Universities are in trouble. Budgets are tight, a quarter of leading UK higher education institutions are cutting staff and student recruitment for almost every kind of degree fell in 2024.
The cause? Perhaps it’s tuition fee caps and rising costs, but ultimately, there is a real concern that they are unable to bring in enough international students, who pay significantly higher fees than their domestic counterparts.
This also poses problems for businesses who work with academia, such as Tribal, a major provider of software products for universities. Its services range from timetable systems to student engagement software to bursary and scholarship management, it is involved in almost every aspect of digital university life.

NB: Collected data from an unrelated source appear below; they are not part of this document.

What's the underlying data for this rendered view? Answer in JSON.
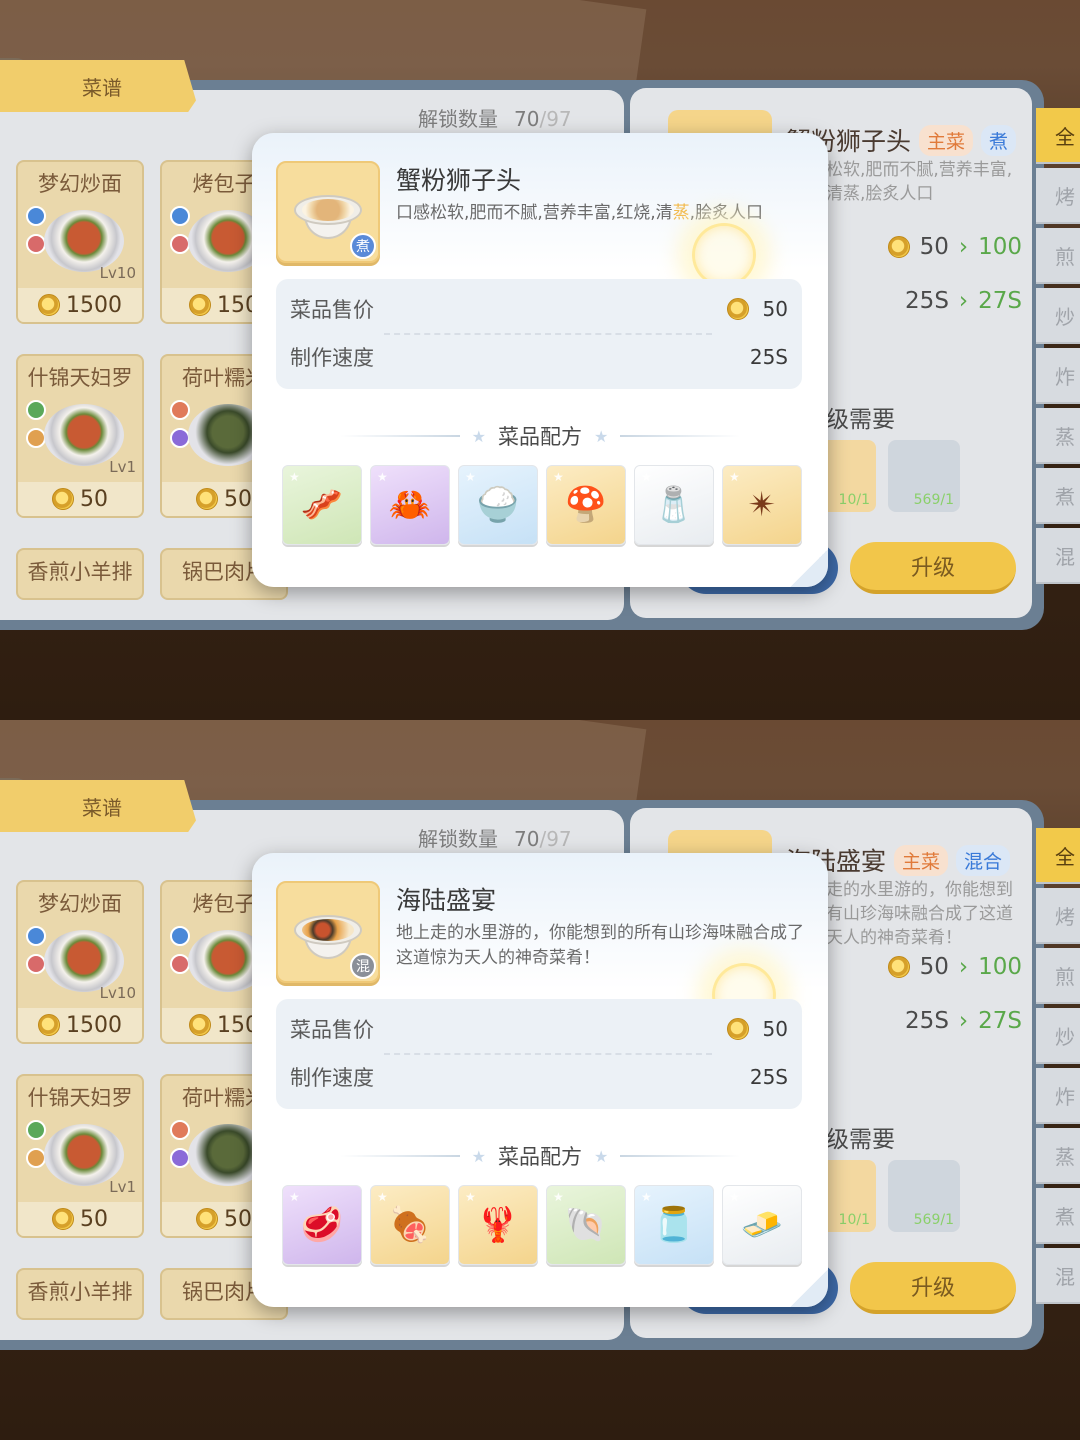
{
  "colors": {
    "accent": "#f2c94a",
    "board": "#6b7f93",
    "price_green": "#5aa84a"
  },
  "panels": [
    {
      "recipe_tab": "菜谱",
      "unlock": {
        "label": "解锁数量",
        "current": "70",
        "total": "/97"
      },
      "cards": [
        {
          "name": "梦幻炒面",
          "level": "Lv10",
          "price": "1500"
        },
        {
          "name": "烤包子",
          "level": "L",
          "price": "150"
        },
        {
          "name": "什锦天妇罗",
          "level": "Lv1",
          "price": "50"
        },
        {
          "name": "荷叶糯米",
          "level": "",
          "price": "50"
        },
        {
          "name": "香煎小羊排",
          "level": "",
          "price": ""
        },
        {
          "name": "锅巴肉片",
          "level": "",
          "price": ""
        }
      ],
      "category_tabs": [
        "全",
        "烤",
        "煎",
        "炒",
        "炸",
        "蒸",
        "煮",
        "混"
      ],
      "detail": {
        "name": "蟹粉狮子头",
        "badge_main": "主菜",
        "badge_cat": "煮",
        "desc": "松软,肥而不腻,营养丰富,清蒸,脍炙人口",
        "price_from": "50",
        "price_to": "100",
        "speed_from": "25S",
        "speed_to": "27S",
        "need_label": "级需要",
        "slot1": "10/1",
        "slot2": "569/1",
        "upgrade": "升级"
      },
      "popup": {
        "title": "蟹粉狮子头",
        "desc_a": "口感松软,肥而不腻,营养丰富,红烧,清",
        "desc_b": "蒸",
        "desc_c": ",脍炙人口",
        "method_tag": "煮",
        "price_label": "菜品售价",
        "price_value": "50",
        "speed_label": "制作速度",
        "speed_value": "25S",
        "recipe_label": "菜品配方",
        "ingredients": [
          {
            "name": "pork-belly",
            "icon": "🥓"
          },
          {
            "name": "crab",
            "icon": "🦀"
          },
          {
            "name": "flour",
            "icon": "🍚"
          },
          {
            "name": "mushroom",
            "icon": "🍄"
          },
          {
            "name": "salt",
            "icon": "🧂"
          },
          {
            "name": "star-anise",
            "icon": "✴"
          }
        ]
      }
    },
    {
      "recipe_tab": "菜谱",
      "unlock": {
        "label": "解锁数量",
        "current": "70",
        "total": "/97"
      },
      "cards": [
        {
          "name": "梦幻炒面",
          "level": "Lv10",
          "price": "1500"
        },
        {
          "name": "烤包子",
          "level": "L",
          "price": "150"
        },
        {
          "name": "什锦天妇罗",
          "level": "Lv1",
          "price": "50"
        },
        {
          "name": "荷叶糯米",
          "level": "",
          "price": "50"
        },
        {
          "name": "香煎小羊排",
          "level": "",
          "price": ""
        },
        {
          "name": "锅巴肉片",
          "level": "",
          "price": ""
        }
      ],
      "category_tabs": [
        "全",
        "烤",
        "煎",
        "炒",
        "炸",
        "蒸",
        "煮",
        "混"
      ],
      "detail": {
        "name": "海陆盛宴",
        "badge_main": "主菜",
        "badge_cat": "混合",
        "desc": "走的水里游的，你能想到有山珍海味融合成了这道天人的神奇菜肴！",
        "price_from": "50",
        "price_to": "100",
        "speed_from": "25S",
        "speed_to": "27S",
        "need_label": "级需要",
        "slot1": "10/1",
        "slot2": "569/1",
        "upgrade": "升级"
      },
      "popup": {
        "title": "海陆盛宴",
        "desc_a": "地上走的水里游的，你能想到的所有山珍海味融合成了这道惊为天人的神奇菜肴！",
        "desc_b": "",
        "desc_c": "",
        "method_tag": "混",
        "price_label": "菜品售价",
        "price_value": "50",
        "speed_label": "制作速度",
        "speed_value": "25S",
        "recipe_label": "菜品配方",
        "ingredients": [
          {
            "name": "meat-steak",
            "icon": "🥩"
          },
          {
            "name": "ribs",
            "icon": "🍖"
          },
          {
            "name": "crayfish",
            "icon": "🦞"
          },
          {
            "name": "clams",
            "icon": "🐚"
          },
          {
            "name": "sauce-jar",
            "icon": "🫙"
          },
          {
            "name": "butter",
            "icon": "🧈"
          }
        ]
      }
    }
  ]
}
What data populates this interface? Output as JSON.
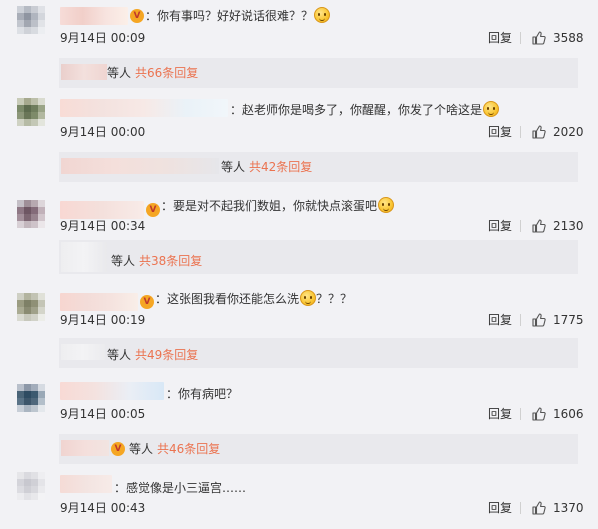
{
  "comments": [
    {
      "text": "：你有事吗？好好说话很难？？",
      "time": "9月14日 00:09",
      "reply_label": "回复",
      "likes": "3588",
      "replies": {
        "who": "等人",
        "count": "共66条回复"
      }
    },
    {
      "text": "：赵老师你是喝多了，你醒醒，你发了个啥这是",
      "time": "9月14日 00:00",
      "reply_label": "回复",
      "likes": "2020",
      "replies": {
        "who": "等人",
        "count": "共42条回复"
      }
    },
    {
      "text": "：要是对不起我们数姐，你就快点滚蛋吧",
      "time": "9月14日 00:34",
      "reply_label": "回复",
      "likes": "2130",
      "replies": {
        "who": "等人",
        "count": "共38条回复"
      }
    },
    {
      "text": "：这张图我看你还能怎么洗",
      "text_after": "？？？",
      "time": "9月14日 00:19",
      "reply_label": "回复",
      "likes": "1775",
      "replies": {
        "who": "等人",
        "count": "共49条回复"
      }
    },
    {
      "text": "：你有病吧？",
      "time": "9月14日 00:05",
      "reply_label": "回复",
      "likes": "1606",
      "replies": {
        "who": "等人",
        "count": "共46条回复"
      }
    },
    {
      "text": "：感觉像是小三逼宫……",
      "time": "9月14日 00:43",
      "reply_label": "回复",
      "likes": "1370"
    }
  ],
  "colors": {
    "background": "#f2f2f5",
    "reply_box": "#e9e9ed",
    "reply_count_accent": "#eb7350",
    "name_blur": "#f4d6d2"
  },
  "icons": [
    "thumbs-up-icon",
    "smiley-emoji-icon",
    "vip-badge-icon"
  ]
}
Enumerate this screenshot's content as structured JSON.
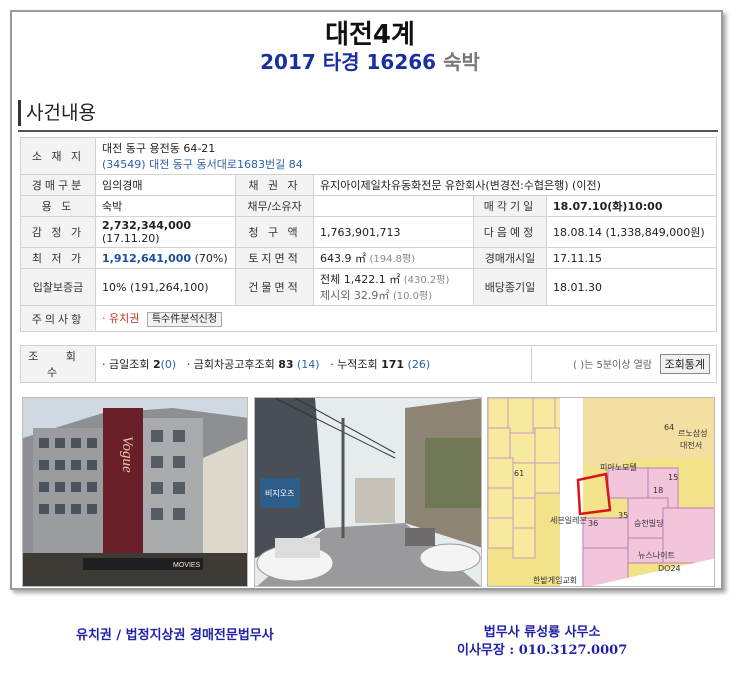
{
  "header": {
    "title": "대전4계",
    "case_no": "2017 타경 16266",
    "case_kind": "숙박"
  },
  "section": {
    "title": "사건내용"
  },
  "info": {
    "location_label": "소 재 지",
    "location_line1": "대전 동구 용전동 64-21",
    "location_line2": "(34549) 대전 동구 동서대로1683번길 84",
    "auction_type_label": "경매구분",
    "auction_type": "임의경매",
    "creditor_label": "채 권 자",
    "creditor": "유지아이제일차유동화전문 유한회사(변경전:수협은행) (이전)",
    "usage_label": "용 도",
    "usage": "숙박",
    "debtor_label": "채무/소유자",
    "debtor": "",
    "sale_date_label": "매각기일",
    "sale_date": "18.07.10(화)10:00",
    "appraisal_label": "감 정 가",
    "appraisal_value": "2,732,344,000",
    "appraisal_date": "(17.11.20)",
    "claim_label": "청 구 액",
    "claim": "1,763,901,713",
    "next_label": "다음예정",
    "next": "18.08.14 (1,338,849,000원)",
    "min_price_label": "최 저 가",
    "min_price_value": "1,912,641,000",
    "min_price_pct": "(70%)",
    "land_label": "토지면적",
    "land_area": "643.9 ㎡",
    "land_pyeong": "(194.8평)",
    "start_label": "경매개시일",
    "start": "17.11.15",
    "deposit_label": "입찰보증금",
    "deposit": "10% (191,264,100)",
    "building_label": "건물면적",
    "building_total": "전체 1,422.1 ㎡",
    "building_total_pyeong": "(430.2평)",
    "building_excl": "제시외 32.9㎡",
    "building_excl_pyeong": "(10.0평)",
    "dividend_label": "배당종기일",
    "dividend": "18.01.30",
    "notes_label": "주의사항",
    "notes_lien": "· 유치권",
    "notes_button": "특수件분석신청"
  },
  "views": {
    "label": "조 회 수",
    "today_label": "· 금일조회",
    "today": "2",
    "today_paren": "(0)",
    "after_label": "· 금회차공고후조회",
    "after": "83",
    "after_paren": "(14)",
    "total_label": "· 누적조회",
    "total": "171",
    "total_paren": "(26)",
    "note": "( )는 5분이상 열람",
    "stats_button": "조회통계"
  },
  "photos": {
    "photo1_sign1": "Vogue",
    "photo1_sign2": "MOVIES",
    "photo2_sign": "비지오즈",
    "map_labels": [
      "피아노모텔",
      "르노삼성",
      "대전서",
      "승천빌딩",
      "세븐일레븐",
      "뉴스나이트",
      "DO24",
      "한밭게임교회",
      "64",
      "61",
      "36",
      "35",
      "18",
      "15"
    ]
  },
  "footer": {
    "left": "유치권 / 법정지상권 경매전문법무사",
    "right_line1": "법무사 류성룡 사무소",
    "right_line2": "이사무장 : 010.3127.0007"
  }
}
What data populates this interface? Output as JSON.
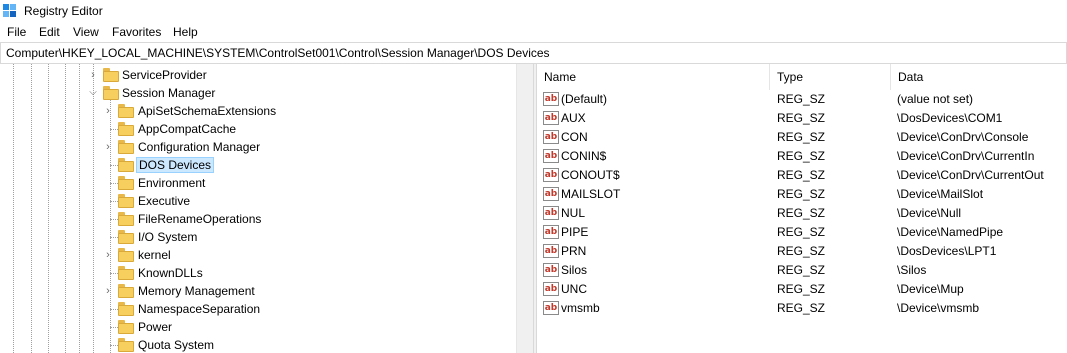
{
  "window": {
    "title": "Registry Editor",
    "icon": "registry-editor-icon"
  },
  "menu": [
    "File",
    "Edit",
    "View",
    "Favorites",
    "Help"
  ],
  "address": "Computer\\HKEY_LOCAL_MACHINE\\SYSTEM\\ControlSet001\\Control\\Session Manager\\DOS Devices",
  "tree": {
    "items": [
      {
        "label": "ServiceProvider",
        "level": 1,
        "expander": "collapsed"
      },
      {
        "label": "Session Manager",
        "level": 1,
        "expander": "expanded"
      },
      {
        "label": "ApiSetSchemaExtensions",
        "level": 2,
        "expander": "collapsed"
      },
      {
        "label": "AppCompatCache",
        "level": 2,
        "expander": "none"
      },
      {
        "label": "Configuration Manager",
        "level": 2,
        "expander": "collapsed"
      },
      {
        "label": "DOS Devices",
        "level": 2,
        "expander": "none",
        "selected": true
      },
      {
        "label": "Environment",
        "level": 2,
        "expander": "none"
      },
      {
        "label": "Executive",
        "level": 2,
        "expander": "none"
      },
      {
        "label": "FileRenameOperations",
        "level": 2,
        "expander": "none"
      },
      {
        "label": "I/O System",
        "level": 2,
        "expander": "none"
      },
      {
        "label": "kernel",
        "level": 2,
        "expander": "collapsed"
      },
      {
        "label": "KnownDLLs",
        "level": 2,
        "expander": "none"
      },
      {
        "label": "Memory Management",
        "level": 2,
        "expander": "collapsed"
      },
      {
        "label": "NamespaceSeparation",
        "level": 2,
        "expander": "none"
      },
      {
        "label": "Power",
        "level": 2,
        "expander": "none"
      },
      {
        "label": "Quota System",
        "level": 2,
        "expander": "none"
      }
    ]
  },
  "list": {
    "columns": [
      "Name",
      "Type",
      "Data"
    ],
    "rows": [
      {
        "name": "(Default)",
        "type": "REG_SZ",
        "data": "(value not set)"
      },
      {
        "name": "AUX",
        "type": "REG_SZ",
        "data": "\\DosDevices\\COM1"
      },
      {
        "name": "CON",
        "type": "REG_SZ",
        "data": "\\Device\\ConDrv\\Console"
      },
      {
        "name": "CONIN$",
        "type": "REG_SZ",
        "data": "\\Device\\ConDrv\\CurrentIn"
      },
      {
        "name": "CONOUT$",
        "type": "REG_SZ",
        "data": "\\Device\\ConDrv\\CurrentOut"
      },
      {
        "name": "MAILSLOT",
        "type": "REG_SZ",
        "data": "\\Device\\MailSlot"
      },
      {
        "name": "NUL",
        "type": "REG_SZ",
        "data": "\\Device\\Null"
      },
      {
        "name": "PIPE",
        "type": "REG_SZ",
        "data": "\\Device\\NamedPipe"
      },
      {
        "name": "PRN",
        "type": "REG_SZ",
        "data": "\\DosDevices\\LPT1"
      },
      {
        "name": "Silos",
        "type": "REG_SZ",
        "data": "\\Silos"
      },
      {
        "name": "UNC",
        "type": "REG_SZ",
        "data": "\\Device\\Mup"
      },
      {
        "name": "vmsmb",
        "type": "REG_SZ",
        "data": "\\Device\\vmsmb"
      }
    ],
    "value_icon": "string-value-icon",
    "value_icon_text": "ab"
  },
  "colors": {
    "selection": "#cce8ff",
    "selection_border": "#99d1ff",
    "folder": "#f7cf5e"
  }
}
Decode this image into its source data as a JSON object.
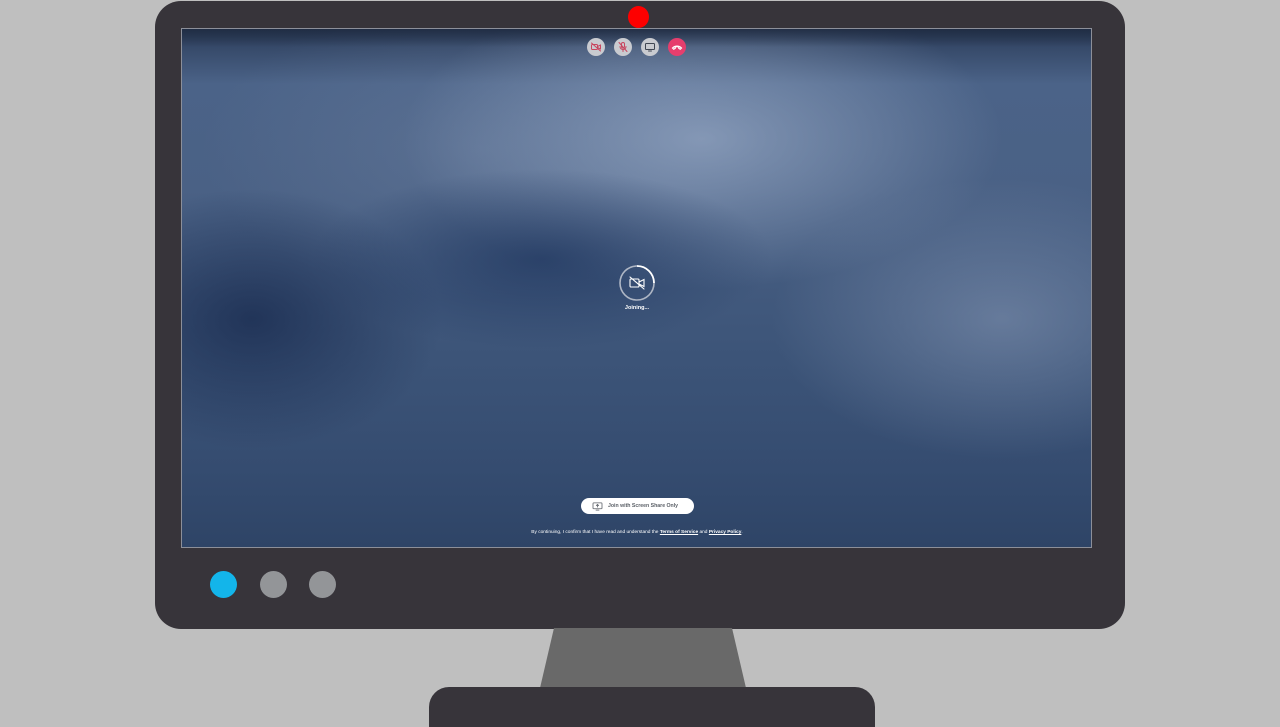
{
  "top_controls": [
    {
      "name": "camera-off-icon"
    },
    {
      "name": "mic-off-icon"
    },
    {
      "name": "screen-share-icon"
    },
    {
      "name": "hang-up-icon"
    }
  ],
  "status": {
    "label": "Joining...",
    "icon": "camera-off-icon"
  },
  "share_button": {
    "label": "Join with Screen Share Only",
    "icon": "screen-share-icon"
  },
  "consent": {
    "prefix": "By continuing, I confirm that I have read and understand the",
    "terms_link": "Terms of Service",
    "conjunction": "and",
    "privacy_link": "Privacy Policy",
    "suffix": "."
  },
  "monitor_buttons": [
    {
      "name": "power-button",
      "color": "#13b5ea"
    },
    {
      "name": "menu-button",
      "color": "#939598"
    },
    {
      "name": "settings-button",
      "color": "#939598"
    }
  ],
  "colors": {
    "monitor_frame": "#37343a",
    "camera_indicator": "#fe0000",
    "hang_up": "#e63e6d",
    "desk_background": "#bfbfbf",
    "stand": "#696969"
  }
}
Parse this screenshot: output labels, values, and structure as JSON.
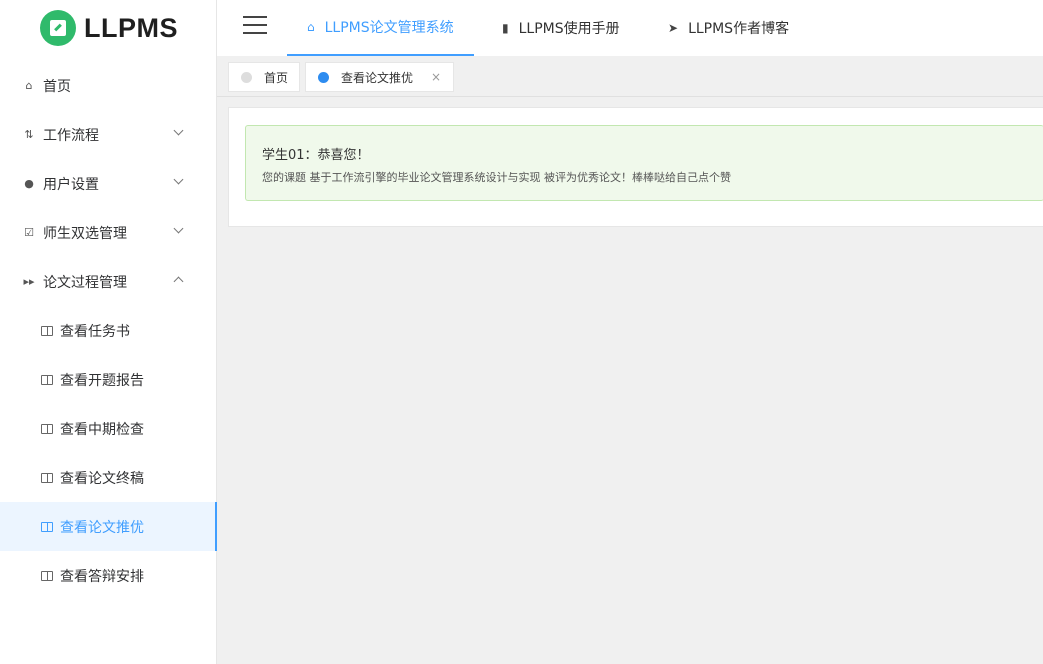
{
  "logo": {
    "text": "LLPMS"
  },
  "header": {
    "tabs": [
      {
        "label": "LLPMS论文管理系统",
        "icon": "home-icon"
      },
      {
        "label": "LLPMS使用手册",
        "icon": "document-icon"
      },
      {
        "label": "LLPMS作者博客",
        "icon": "send-icon"
      }
    ]
  },
  "sidebar": {
    "items": [
      {
        "label": "首页",
        "icon": "home-icon"
      },
      {
        "label": "工作流程",
        "icon": "workflow-icon"
      },
      {
        "label": "用户设置",
        "icon": "user-icon"
      },
      {
        "label": "师生双选管理",
        "icon": "checkbox-icon"
      },
      {
        "label": "论文过程管理",
        "icon": "forward-icon"
      }
    ],
    "subitems": [
      {
        "label": "查看任务书"
      },
      {
        "label": "查看开题报告"
      },
      {
        "label": "查看中期检查"
      },
      {
        "label": "查看论文终稿"
      },
      {
        "label": "查看论文推优"
      },
      {
        "label": "查看答辩安排"
      }
    ]
  },
  "tags": [
    {
      "label": "首页"
    },
    {
      "label": "查看论文推优",
      "close": "×"
    }
  ],
  "alert": {
    "title": "学生01：恭喜您！",
    "message": "您的课题 基于工作流引擎的毕业论文管理系统设计与实现 被评为优秀论文！棒棒哒给自己点个赞"
  },
  "colors": {
    "accent": "#409eff",
    "success_bg": "#f0f9eb",
    "logo": "#2fba6b"
  }
}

The London-listed edtech saw its shares tank as much as 13% after it reported its 2024 results on Thursday. While it managed to achieve a 6% revenue bump – reaching £90m – its pre-tax profit of £5.9m represents a more than 30% drop from three years prior, the start of the company’s “five-year transformation” plan.
“The universities are challenged. There’s no doubt about that,” Tribal CEO Mark Pickett tells UKTN.
There may be problems in the sector, but it is also in these problems that Pickett sees opportunity.
The company is strategically shifting to selling its software as a cloud-based subscription SaaS bundle, which Pickett said would “provide much more value to customers”.
This would amount to higher prices and therefore “more ARR for us” and he believes the universities will be happy to pay those prices because “all customers know that they will have their student management system in the cloud. It’s really a matter of when, not if, and they often have a lot of technical debt they have to go through…anything we can do to proactively help them reduce that cost is a benefit”.
According to Pickett, many university student management systems are up to 20 years old and “very inefficient”, so while contract costs may be higher, he believes it will result in long-term savings for clients.
The area Tribal thinks it can make an impact is in international recruitment. The company is launching a cloud-native product recruitment portal that will make schools more competitive in recruiting foreign customers.
There is a hope that down the line this can create a flywheel effect wherein international student recruitment drives university revenue, which in turn gives them greater spending power.
This benefit was caveated by the admission “higher education moves slowly”. This is a benefit that will be seen as late as two years after initial adoption.
Nonetheless, Pickett and Tribal CFO Diane McIntyre are confident that the next 12 months will see “continued growth”, further rises to ARR and a greater number of customers paying subscriptions.